I put my two grandchildren at the top of this piece to illustrate just who the future tax payers of America are and how we have severely mortgaged their futures. They will be faced with taxes that we can't even imagine. Their life-styles will probably not equal ours. Fifty years after I am gone, they will still be paying for Iraq, Iran, Afghanistan, Wall Street, GM, AIG, and thousands of other interests that are simply too numerous to mention.

This country faces very critical times. I believe our fate as a republic hangs in the balance. Oh sure, you hear the pundits and representatives from the White House proclaim that things will get better and we'll get on with life as usual. But we cannot afford to get on with life as usual. We cannot, as a nation, continue to spend like there is no end to the money supply. We are spending money we don't have. How many of you can take your checking account balance, whatever it happens to be, and keep spending once your balance has dropped to zero like there is no tomorrow? None of us as individuals has that luxury. Banks would not allow it. Then why are we allowing our elected representatives spend money like they're on a drunken binge?

I all of our recent financial crises, not one elected official has been heard talking about sacrifice. Yet, sacrifice is what is called for if we are to avoid handing our future generations this mess. If we do nothing in a meaningful way to try to change our spending habits as a government so that those who come after us will not have to give up as much as it appears they will at this point, then we can only come to the conclusion that we, as a generation, are selfish and egotistical preferring to let the next generation clean up our mess. I am not suggesting that we have the ability ourselves alone to clean things up. What I am suggesting, however, is that we do have the power within us to begin acting more responsible where governmental spending is concerned.
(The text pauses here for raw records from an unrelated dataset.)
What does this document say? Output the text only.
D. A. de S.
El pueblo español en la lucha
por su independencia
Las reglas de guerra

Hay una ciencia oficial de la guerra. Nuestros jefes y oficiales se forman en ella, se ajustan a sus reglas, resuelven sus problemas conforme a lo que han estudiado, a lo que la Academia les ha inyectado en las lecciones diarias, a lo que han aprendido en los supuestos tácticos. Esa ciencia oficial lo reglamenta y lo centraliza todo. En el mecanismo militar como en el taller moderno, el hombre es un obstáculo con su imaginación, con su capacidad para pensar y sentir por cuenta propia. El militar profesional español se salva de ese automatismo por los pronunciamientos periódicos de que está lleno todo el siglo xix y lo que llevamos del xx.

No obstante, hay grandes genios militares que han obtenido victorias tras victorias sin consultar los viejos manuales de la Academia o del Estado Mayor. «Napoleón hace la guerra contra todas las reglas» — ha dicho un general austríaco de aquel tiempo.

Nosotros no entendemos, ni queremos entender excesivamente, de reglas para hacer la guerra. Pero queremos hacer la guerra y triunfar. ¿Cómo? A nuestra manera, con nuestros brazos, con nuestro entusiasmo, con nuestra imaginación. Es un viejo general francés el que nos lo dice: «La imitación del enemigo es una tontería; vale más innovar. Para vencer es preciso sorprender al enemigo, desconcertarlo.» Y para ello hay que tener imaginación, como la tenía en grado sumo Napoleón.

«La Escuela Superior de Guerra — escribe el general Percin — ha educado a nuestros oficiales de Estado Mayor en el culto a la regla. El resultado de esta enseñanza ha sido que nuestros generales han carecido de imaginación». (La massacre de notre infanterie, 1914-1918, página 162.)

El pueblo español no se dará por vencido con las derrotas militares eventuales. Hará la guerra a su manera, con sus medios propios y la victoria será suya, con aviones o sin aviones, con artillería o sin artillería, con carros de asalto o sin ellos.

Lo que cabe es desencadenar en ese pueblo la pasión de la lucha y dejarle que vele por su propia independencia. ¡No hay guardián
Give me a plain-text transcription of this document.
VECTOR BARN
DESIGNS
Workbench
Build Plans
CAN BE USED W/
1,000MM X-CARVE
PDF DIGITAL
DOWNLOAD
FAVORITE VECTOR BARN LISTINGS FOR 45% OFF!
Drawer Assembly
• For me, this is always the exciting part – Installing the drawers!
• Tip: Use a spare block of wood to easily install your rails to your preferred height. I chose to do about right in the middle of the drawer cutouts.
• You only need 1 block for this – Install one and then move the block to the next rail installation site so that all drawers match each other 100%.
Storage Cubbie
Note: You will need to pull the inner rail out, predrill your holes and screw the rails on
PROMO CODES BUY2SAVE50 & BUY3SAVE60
We must put pressure on our elected officials by making our voices heard loudly and clearly that we will not tolerate this out of control binge we are on any longer. So what if they call us organized mobs? We are the citizens of this country and have been endowed by the constitution with the authority over those who represent us. We have to realize that government cannot possibly provide for every whim and wish we may have. Earlier generations certainly didn't depend on the government for their every need! What makes us different?

Take a long look at the picture at the top of this piece. Then take a look at your kids or grandkids and try to come up with an explanation to them as to why their lifestyles will probably be below ours because we just didn't care enough to get involved! Tough assignment, isn't it? Yet that is what we must do unless we begin to demand accountability from the government WE have elected to represent us. What will you say to the next generations?